When things get difficult, the climate goes weird or we’re all in a desperate scramble for scarce resources what will matter immensely is how we treat each other. And I think Downing Street has an especial responsibility for setting the tone. It should be a real treat to go there.

That’s why I feel a bit weird about this evening.

I was delighted to get invited to a reception at #11, in excellent company, with fab refreshments and pastoral scenes of the PM having a hour’s peaceful chat in the garden with someone I didnt recognise. It was quite short notice, but that’s cool – kinda spontaneous. (I wasnt B-listed – everyone got about 30 hours notice).

I picked up the invitation that morning, and what was weird was this. It was on two thick cards – almost bullet-proof, with a gold rim that nearly set off the metal detectors. The first one said

For security reasons please bring this invitation, and photo id (e.g. driving licence or passport). Please note that for security reasons the use of mobile phones and cameras are prohibited in No 11 Downing Street

The second card of an identical format was an “admit William Heath” card to be presented at the door. It said

No. 11 Downing Street is a protected site under Section 128 of the Serious Organised Crime and Police Act 2005. Trespass at this site is a criminal offence. You must remain within the public area at all times. Failure to do so may make you liable to prosecution.

An accompanying letter said

If you do not bring additional identification you will not be able to gain entry to the event.

Then there was stuff about searches, metal detectors, x-rays and the prohibition of cameras and mobile phones.

Is it just me, or does that feel a bit weird? Don’t get me wrong – I was delighted to be invited, and it was a lovely evening, and I would not want anything untoward to happen in No 11 Downing Street any more than I would wish it on anywhere else.

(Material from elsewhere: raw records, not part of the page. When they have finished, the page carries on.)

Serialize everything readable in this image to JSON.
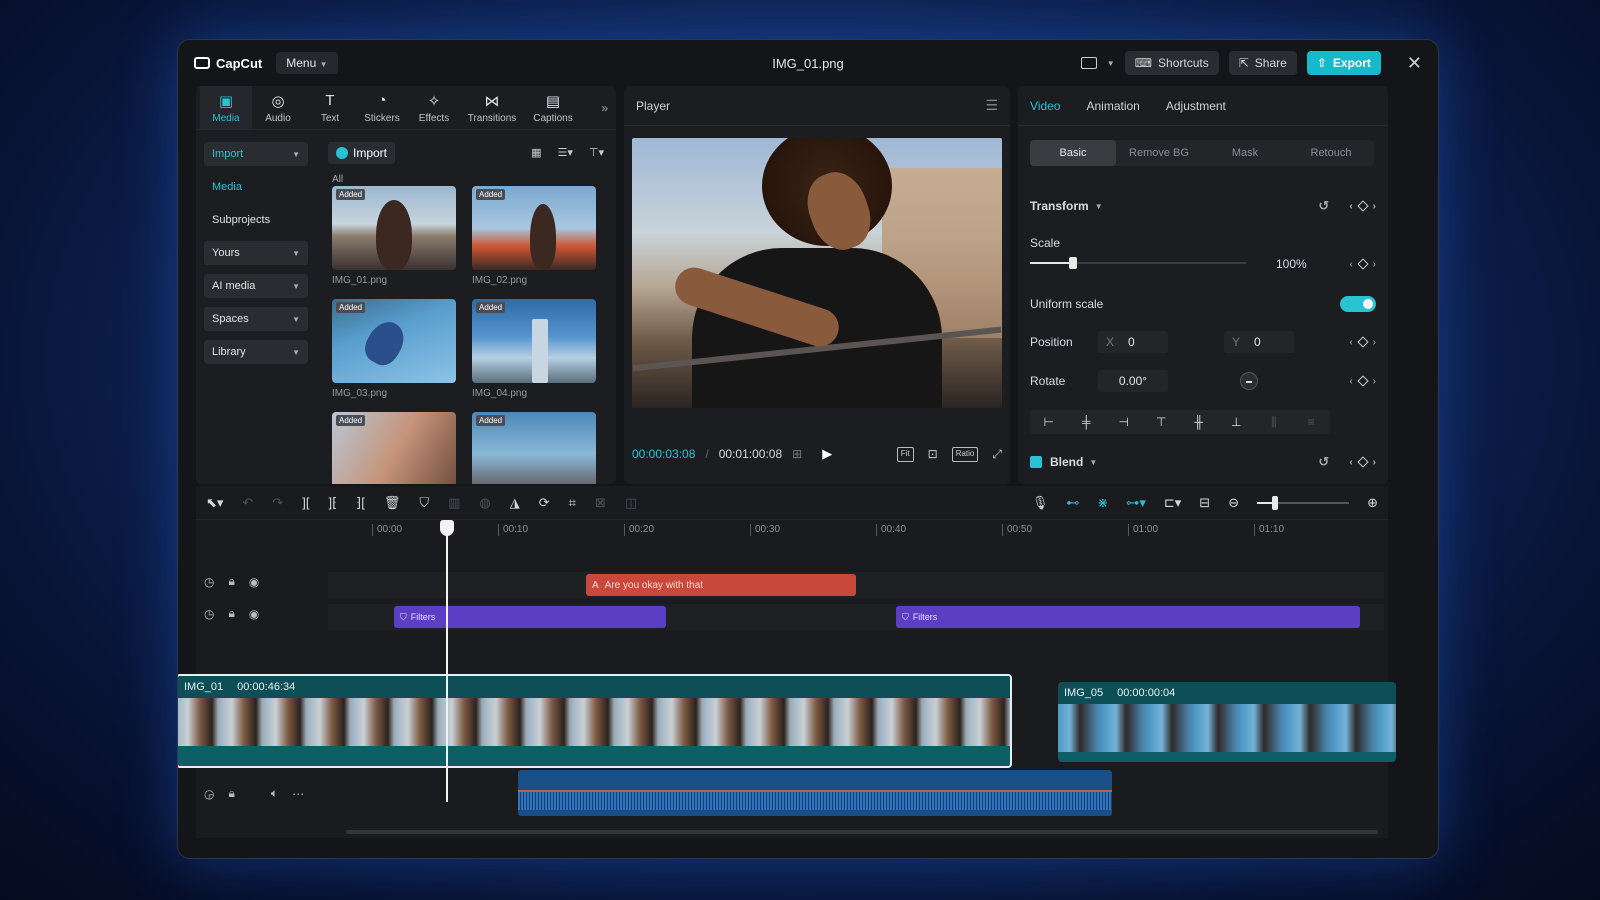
{
  "app": {
    "logo": "CapCut",
    "menu": "Menu",
    "file_title": "IMG_01.png",
    "shortcuts": "Shortcuts",
    "share": "Share",
    "export": "Export",
    "accent": "#27c3d5"
  },
  "media_panel": {
    "tabs": [
      {
        "label": "Media",
        "icon": "media-icon"
      },
      {
        "label": "Audio",
        "icon": "audio-icon"
      },
      {
        "label": "Text",
        "icon": "text-icon"
      },
      {
        "label": "Stickers",
        "icon": "stickers-icon"
      },
      {
        "label": "Effects",
        "icon": "effects-icon"
      },
      {
        "label": "Transitions",
        "icon": "transitions-icon"
      },
      {
        "label": "Captions",
        "icon": "captions-icon"
      }
    ],
    "side_nav": {
      "import": "Import",
      "media": "Media",
      "subprojects": "Subprojects",
      "yours": "Yours",
      "ai_media": "AI media",
      "spaces": "Spaces",
      "library": "Library"
    },
    "import_button": "Import",
    "all_label": "All",
    "items": [
      {
        "name": "IMG_01.png",
        "badge": "Added"
      },
      {
        "name": "IMG_02.png",
        "badge": "Added"
      },
      {
        "name": "IMG_03.png",
        "badge": "Added"
      },
      {
        "name": "IMG_04.png",
        "badge": "Added"
      },
      {
        "name": "",
        "badge": "Added"
      },
      {
        "name": "",
        "badge": "Added"
      }
    ]
  },
  "player": {
    "title": "Player",
    "current_time": "00:00:03:08",
    "total_time": "00:01:00:08",
    "ratio_label": "Ratio"
  },
  "properties": {
    "tabs": [
      "Video",
      "Animation",
      "Adjustment"
    ],
    "sub_tabs": [
      "Basic",
      "Remove BG",
      "Mask",
      "Retouch"
    ],
    "transform_label": "Transform",
    "scale_label": "Scale",
    "scale_value": "100%",
    "scale_fraction": 0.2,
    "uniform_scale_label": "Uniform scale",
    "position_label": "Position",
    "pos_x_label": "X",
    "pos_x": "0",
    "pos_y_label": "Y",
    "pos_y": "0",
    "rotate_label": "Rotate",
    "rotate_value": "0.00°",
    "blend_label": "Blend"
  },
  "timeline": {
    "ruler": [
      "00:00",
      "00:10",
      "00:20",
      "00:30",
      "00:40",
      "00:50",
      "01:00",
      "01:10"
    ],
    "text_clip": "Are you okay with that",
    "fx_clip_1": "Filters",
    "fx_clip_2": "Filters",
    "main_clip_name": "IMG_01",
    "main_clip_duration": "00:00:46:34",
    "clip2_name": "IMG_05",
    "clip2_duration": "00:00:00:04",
    "zoom_fraction": 0.2
  }
}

The ID thing was awkward, as I hadn’t been home in five days and don’t carry photo ID. Bill Thompson pretty much bet me I therefore could not get in. But I did, because the kind staff organising the event made special efforts on my behalf. So the system has edges which can be subverted.

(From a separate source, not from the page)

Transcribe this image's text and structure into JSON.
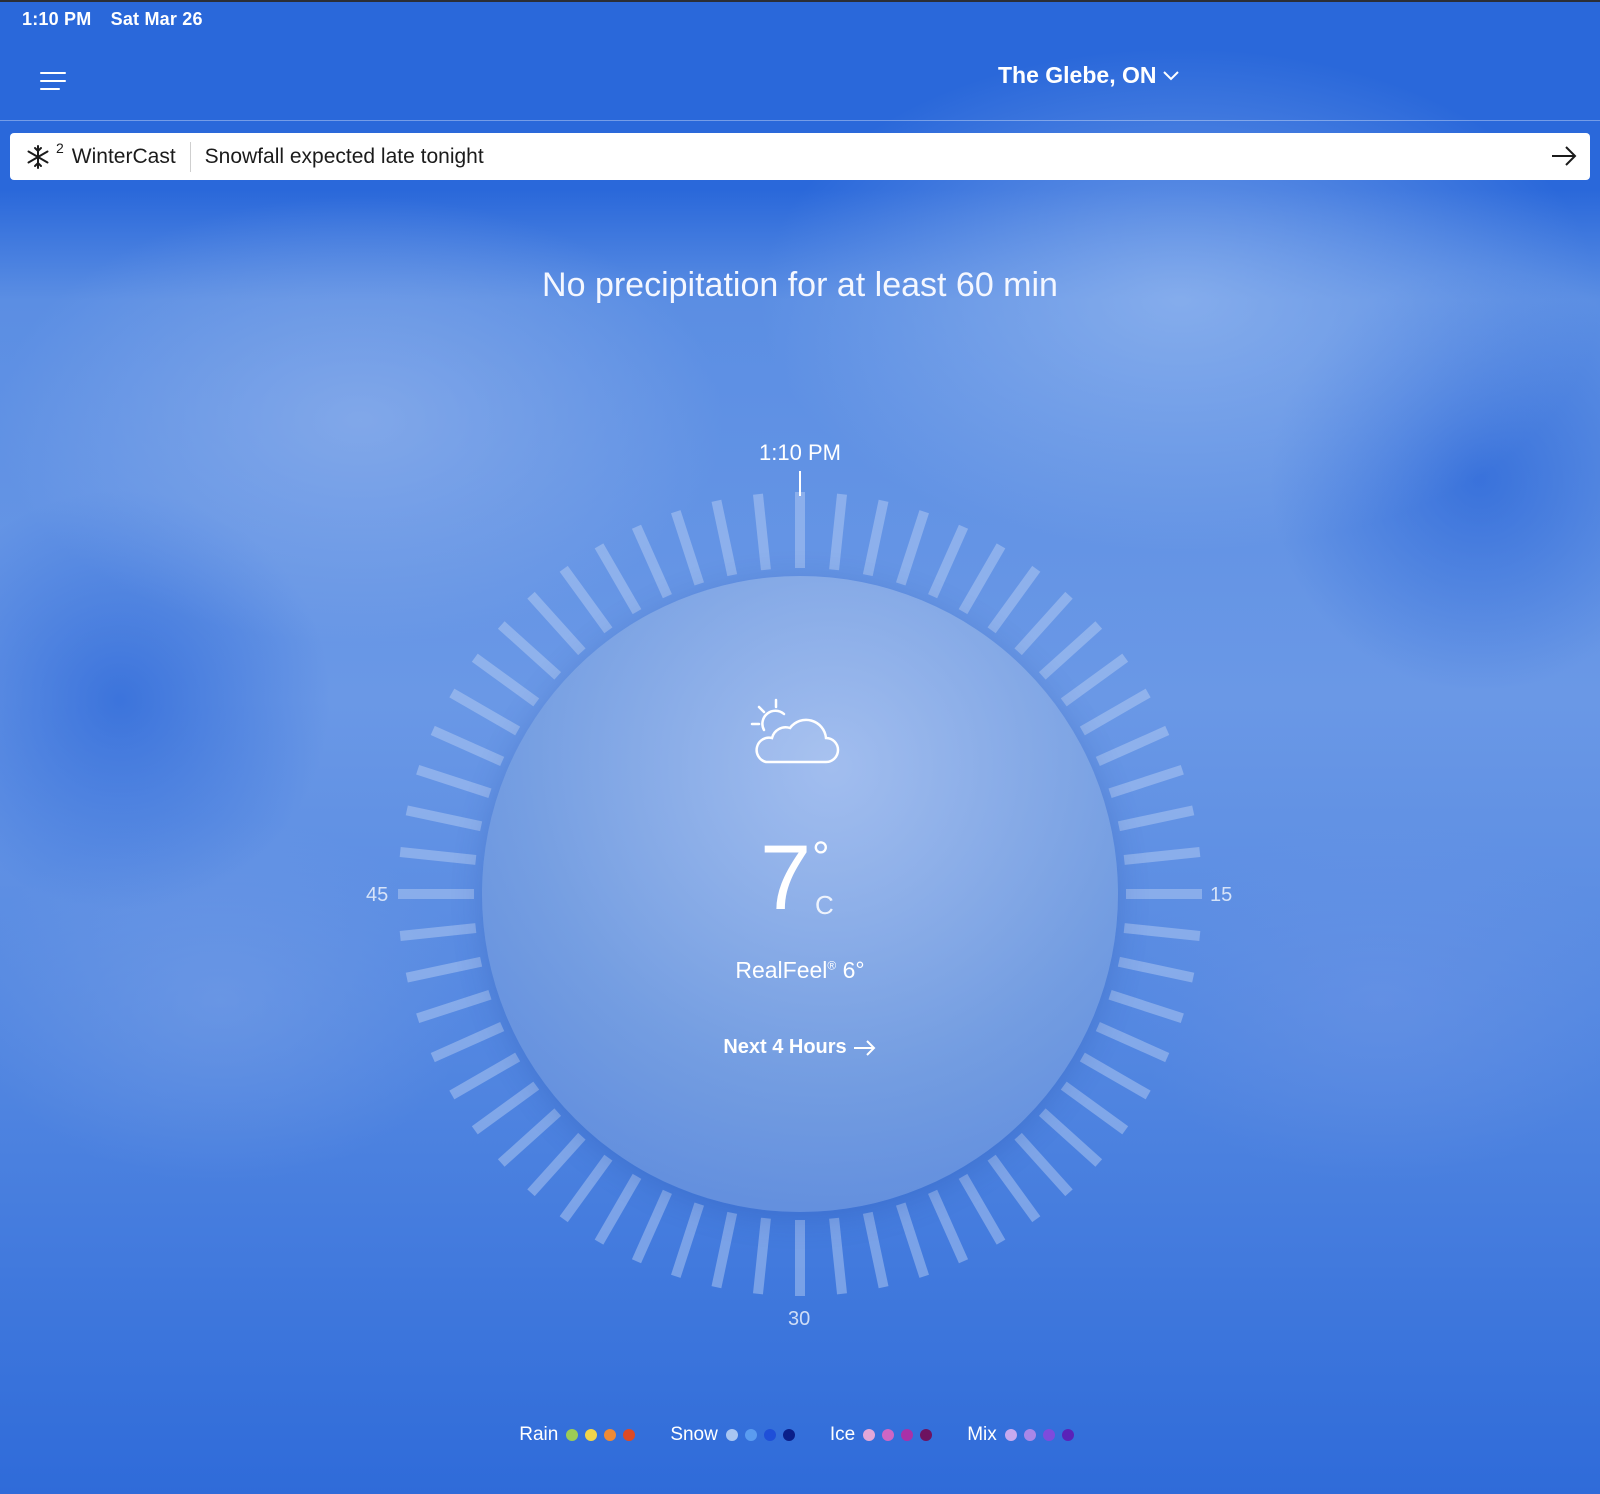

I just find it odd. If you invite people to something, you presumably know who they are. I wonder how many episodes there have been in the last decade of impersonation of named guests plus theft of their invitations. Coupled with all the fortifications around Downing Street and da House it gives the impression of a govermment that believes it is loathed by the people who give it legitimacy, and scared of them. This is far from ideal.

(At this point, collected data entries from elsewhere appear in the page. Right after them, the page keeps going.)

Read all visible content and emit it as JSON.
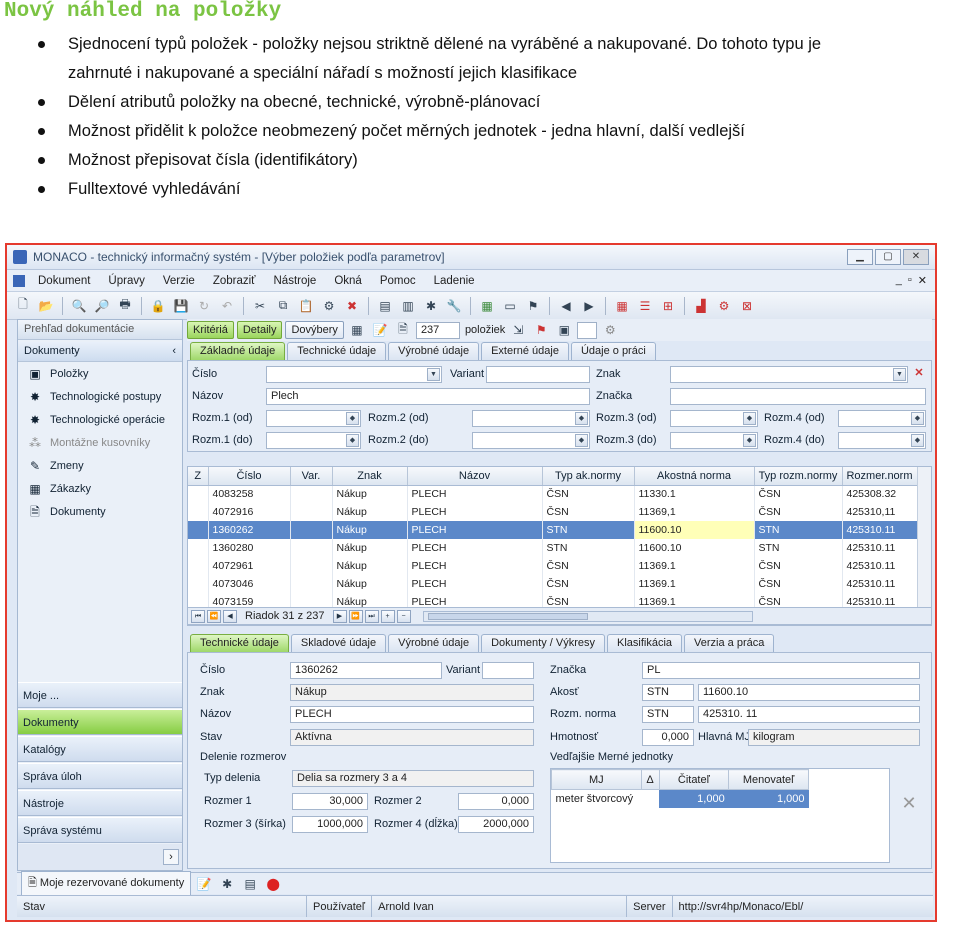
{
  "slide": {
    "title": "Nový náhled na položky",
    "bullets": [
      [
        "Sjednocení typů položek  - položky nejsou striktně dělené na vyráběné a nakupované. Do tohoto  typu je",
        "zahrnuté i nakupované a speciální nářadí s možností jejich klasifikace"
      ],
      [
        "Dělení atributů položky na obecné, technické, výrobně-plánovací"
      ],
      [
        "Možnost přidělit k položce neobmezený počet měrných jednotek  - jedna hlavní, další vedlejší"
      ],
      [
        "Možnost přepisovat čísla (identifikátory)"
      ],
      [
        "Fulltextové vyhledávání"
      ]
    ]
  },
  "window": {
    "title": "MONACO - technický informačný systém - [Výber položiek podľa parametrov]",
    "menu": [
      "Dokument",
      "Úpravy",
      "Verzie",
      "Zobraziť",
      "Nástroje",
      "Okná",
      "Pomoc",
      "Ladenie"
    ],
    "menu_right": [
      "_",
      "▫",
      "✕"
    ]
  },
  "left": {
    "header": "Prehľad dokumentácie",
    "section": "Dokumenty",
    "items": [
      {
        "label": "Položky",
        "icon": "item-icon"
      },
      {
        "label": "Technologické postupy",
        "icon": "gears-icon"
      },
      {
        "label": "Technologické operácie",
        "icon": "gears-icon"
      },
      {
        "label": "Montážne kusovníky",
        "icon": "assembly-icon"
      },
      {
        "label": "Zmeny",
        "icon": "change-icon"
      },
      {
        "label": "Zákazky",
        "icon": "order-icon"
      },
      {
        "label": "Dokumenty",
        "icon": "document-icon"
      }
    ],
    "nav": [
      "Moje ...",
      "Dokumenty",
      "Katalógy",
      "Správa úloh",
      "Nástroje",
      "Správa systému"
    ]
  },
  "topbar": {
    "kriteria": "Kritériá",
    "detaily": "Detaily",
    "dovybery": "Dovýbery",
    "count": "237",
    "count_label": "položiek"
  },
  "filter_tabs": [
    "Základné údaje",
    "Technické údaje",
    "Výrobné údaje",
    "Externé údaje",
    "Údaje o práci"
  ],
  "filter": {
    "cislo": "Číslo",
    "variant": "Variant",
    "znak": "Znak",
    "nazov": "Názov",
    "nazov_value": "Plech",
    "znacka": "Značka",
    "rozm1od": "Rozm.1 (od)",
    "rozm2od": "Rozm.2 (od)",
    "rozm3od": "Rozm.3 (od)",
    "rozm4od": "Rozm.4 (od)",
    "rozm1do": "Rozm.1 (do)",
    "rozm2do": "Rozm.2 (do)",
    "rozm3do": "Rozm.3 (do)",
    "rozm4do": "Rozm.4 (do)"
  },
  "grid": {
    "columns": [
      "Z",
      "Číslo",
      "Var.",
      "Znak",
      "Názov",
      "Typ ak.normy",
      "Akostná norma",
      "Typ rozm.normy",
      "Rozmer.norm"
    ],
    "rows": [
      [
        "",
        "4083258",
        "",
        "Nákup",
        "PLECH",
        "ČSN",
        "11330.1",
        "ČSN",
        "425308.32"
      ],
      [
        "",
        "4072916",
        "",
        "Nákup",
        "PLECH",
        "ČSN",
        "11369,1",
        "ČSN",
        "425310,11"
      ],
      [
        "",
        "1360262",
        "",
        "Nákup",
        "PLECH",
        "STN",
        "11600.10",
        "STN",
        "425310.11"
      ],
      [
        "",
        "1360280",
        "",
        "Nákup",
        "PLECH",
        "STN",
        "11600.10",
        "STN",
        "425310.11"
      ],
      [
        "",
        "4072961",
        "",
        "Nákup",
        "PLECH",
        "ČSN",
        "11369.1",
        "ČSN",
        "425310.11"
      ],
      [
        "",
        "4073046",
        "",
        "Nákup",
        "PLECH",
        "ČSN",
        "11369.1",
        "ČSN",
        "425310.11"
      ],
      [
        "",
        "4073159",
        "",
        "Nákup",
        "PLECH",
        "ČSN",
        "11369.1",
        "ČSN",
        "425310.11"
      ]
    ],
    "selected_index": 2,
    "nav_text": "Riadok 31 z 237"
  },
  "detail_tabs": [
    "Technické údaje",
    "Skladové údaje",
    "Výrobné údaje",
    "Dokumenty / Výkresy",
    "Klasifikácia",
    "Verzia a práca"
  ],
  "detail": {
    "cislo_l": "Číslo",
    "cislo": "1360262",
    "variant_l": "Variant",
    "znak_l": "Znak",
    "znak": "Nákup",
    "nazov_l": "Názov",
    "nazov": "PLECH",
    "stav_l": "Stav",
    "stav": "Aktívna",
    "delenie": "Delenie rozmerov",
    "typ_l": "Typ delenia",
    "typ": "Delia sa rozmery 3 a 4",
    "r1_l": "Rozmer 1",
    "r1": "30,000",
    "r2_l": "Rozmer 2",
    "r2": "0,000",
    "r3_l": "Rozmer 3 (šírka)",
    "r3": "1000,000",
    "r4_l": "Rozmer 4 (dĺžka)",
    "r4": "2000,000",
    "znacka_l": "Značka",
    "znacka": "PL",
    "akost_l": "Akosť",
    "akost1": "STN",
    "akost2": "11600.10",
    "rozm_l": "Rozm. norma",
    "rozm1": "STN",
    "rozm2": "425310. 11",
    "hmot_l": "Hmotnosť",
    "hmot": "0,000",
    "hmj_l": "Hlavná MJ",
    "hmj": "kilogram",
    "vmj": "Vedľajšie Merné jednotky",
    "mj_cols": [
      "MJ",
      "Δ",
      "Čitateľ",
      "Menovateľ"
    ],
    "mj_row": [
      "meter štvorcový",
      "1,000",
      "1,000"
    ]
  },
  "bottom": {
    "tab": "Moje rezervované dokumenty"
  },
  "status": {
    "stav": "Stav",
    "pouzivatel_l": "Používateľ",
    "pouzivatel": "Arnold Ivan",
    "server_l": "Server",
    "server": "http://svr4hp/Monaco/Ebl/"
  },
  "colors": {
    "title_green": "#7bc443",
    "frame_red": "#e53a2e",
    "select_blue": "#5b88c9",
    "active_green": "#9fd86a"
  }
}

I don’t think this sort of gun-waving scariness is the right way to treat generally law-abiding taxpayers, especially when trying to create a feelgood factor.

I think Downing Street should be setting an example of how we treat each other. But I don’t think I’ll be copying these phrases on to invitations I issue in future.


THANK YOU to those who conceived and organised the event, and sorry to be a non-confirmist pain
Wibbi we practised a security that was more respectful of people, less intrusive and frankly less bossy.
Wibbi the visits of largely law-abiding taxpayers to public places that are symbolic of our servant, government, were seen to be cherished

One Response to “Protected site under section 128 of the Serious Organised Crime and Police Act 2005: my ass”

Richard Sarson wrote on July 9th, 2008 3:26 pm :

Recently I too went to a reception at No.11. I proffered my ID Card, dated 1948-1952, at the Thatcher gate, and the copper looked at it scornfully, and asked me if I had any “proper ID”. I felt slightly miffed, as I consider myself to be the only person in the country to be still carrying round a proper official National Identity Card.